On Capitol Hill, Democrats were getting ready to unveil a new Tax proposal in an attempt to rev up the national economy, and doing it on the eve of the opening of the 108th session of Congress and President Bush’s State Of The Union Address. Even though they were the minority in the house, Democrats insisted theirs was the plan that the majority should seriously consider. The President however, was poised to release his stimulus package proposal in his State of the Union Address.
In other news the State Department rejected accusations that the UN Weapons Inspectors were spying on Iraq. Saddam Hussein was accusing inspectors of using weapons inspections as a pretext to gather intelligence for the U.S. In addition to denying charges, the State Department contended that the accusations were a smoke screen, as Iraq was being less than cooperative on weapons inspections.

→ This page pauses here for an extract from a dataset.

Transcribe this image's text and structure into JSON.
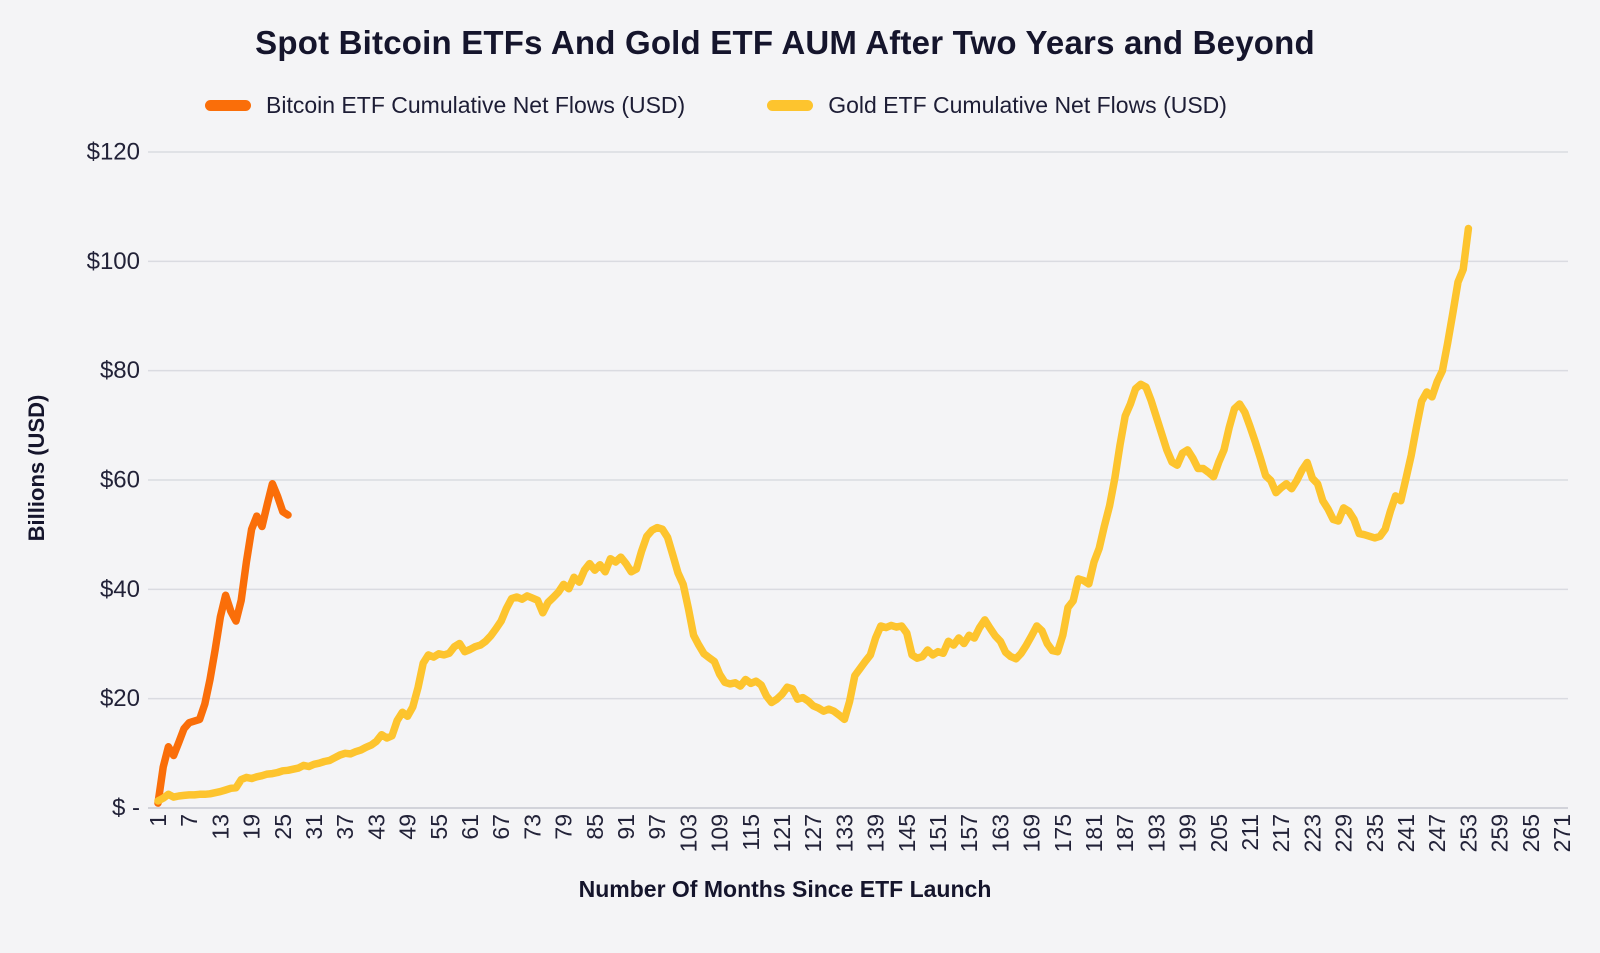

The UN’s Nuclear Watchdog, The International Atomic Energy Agency decided to give North Korea one more chance to abandon its nuclear weapons program before the agency reports North Korea to the UN Security Council. The decision by the IAEA averts, for the moment, a showdown between the UN and North Korea. The State Department welcomed the decision.
And in California – Governor Gray Davis was sworn into office for second time. Little would anyone realize that, only months later, a recall Davis movement would be underway, headed by actor Arnold Schwarzenegger. In July 2003, a sufficient number of citizen signatures were collected for a recall election. The initial drive for the recall was fueled by funds from the personal fortune of U.S. Rep. Darrell Issa, a Republican who originally hoped to replace Davis himself. The 2003 California recall special election was the goal of the “Dump Davis” campaign and constituted the first gubernatorial recall in Californian history and only the second in U.S. history.
And that’s a small capsule of what happened, this January 6, 2003 as presented by National Public Radio.